Depuis le début de l’année, plusieurs dizaines de personnes travaillant pour des équipes affiliées au CNRS sont brutalement rejetées de l’organisme. Des chercheurs titulaires tombent en plein vide juridique, des budgets sont gelés, et des équipes perdent du jour au lendemain leur existence administrative. Une administratrice se désespère : « On est des cobayes. C’est épouvantable. Comment voulez-vous que les gens aient envie de travailler ! »
Jusqu’à présent, la direction du CNRS niait les faits. Mais Maurice Gross, directeur des partenariats, confirme à Mediapart que le CNRS a bien amorcé une nouvelle gestion de ses unités mixtes de recherche (UMR), ces laboratoires associés aux universités : « On a cessé d’avoir 11 UMR, suite à un arbitrage de la direction générale. Ce ne sont pas des choix faciles. » La nouveauté, c’est que les critères de désassociation ont changé. Jusqu’à présent, un laboratoire bien évalué restait au CNRS. Désormais, explique Maurice Gross, « on peut être bien évalué et pas associé. Autrefois ce n’était pas comme ça, donc, pour les unités, c’est difficile à comprendre car c’est une culture très ancienne. Mais cette règle n’est plus vraie ».

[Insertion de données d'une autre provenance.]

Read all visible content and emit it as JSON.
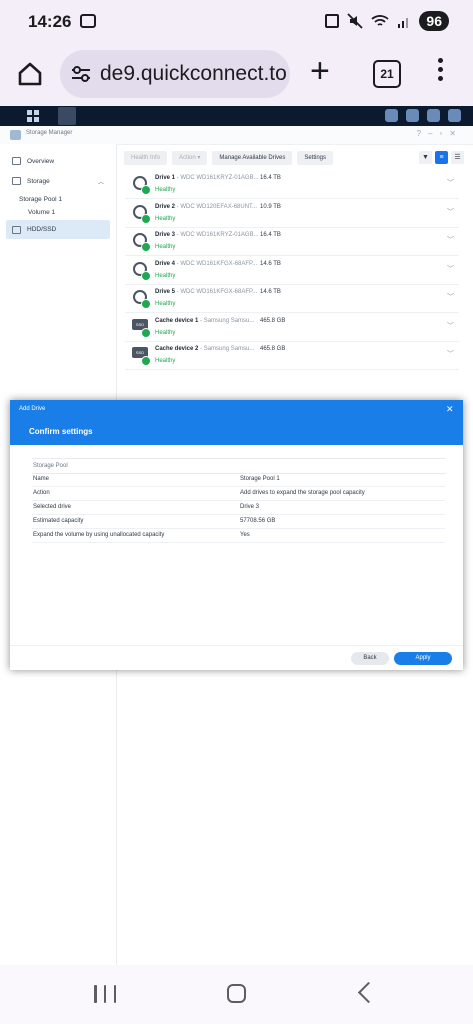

Concrètement, « 11 unités ont perdu tout lien avec le CNRS, et 10 autres anciennement UMR se sont vu proposer de devenir des équipes d’accueil conventionnées (EAC), pour la période 2009-2013, précise le directeur des partenariats, A l’inverse, cinq nouvelles UMR sont apparues. Il est faux de parler de désassociations massives au CNRS, ce serait suicidaire ». Le calcul est simple : 11+10-5= 16. Avec la disparition nette de 16 UMR au total, cela fait un peu plus de 5% de perte pour la session de fin 2008.
Les personnels travaillant dans ces équipes, chercheurs ou administrateurs, ne sont pas licenciés. Ils restent employés par l’organisme de recherche ou leur université de rattachement. Mais privés du soutien du CNRS, ils perdent des crédits budgétaires et des moyens logistiques pour leurs projets.
« La désUMéRisation, ça n’existe pas »
L’immense majorité des 1.250 laboratoires du CNRS est associée à une université. Barbare aux oreilles profanes, le sigle UMR est connu de tous les chercheurs. Les unités mixtes constituent en grande part l’architecture de la recherche hexagonale. Tous les quatre ans, l’organisme procède à une vague d’audit de ses équipes de recherche. Fin 2008, environ 250 unités mixtes ont été examinées. Le 12 mars, des délégués de laboratoires venus de la France entière se réunissent à l’institut océanographique à Paris. De Marseille, Metz, Nancy, Strasbourg, Nanterre, Rennes, Créteil..., les récits de « désUMéRisations » fusent et se ressemblent. L’inquiétude est palpable.
Première source d’inquiétude : l’opacité du processus d’éviction. C’est par hasard, en recevant le contrat de remplacement d’une administratrice, que Michel Collot a découvert que le laboratoire d’études littéraires qu’il dirige avait été « désUMéRisé » : le document était adressé non pas, comme habituellement, à l’UMR 7171 mais à une « équipe d’accueil conventionnée ». Puis poursuit-il, « nous avons été rayés de la carte des unités du CNRS. A partir de là, plus rien n’a été possible : plus d’accès à nos crédits, plus d’accès aux bases de données, plus de délégation de signatures. Le délégué régional du CNRS n’en revenait pas ».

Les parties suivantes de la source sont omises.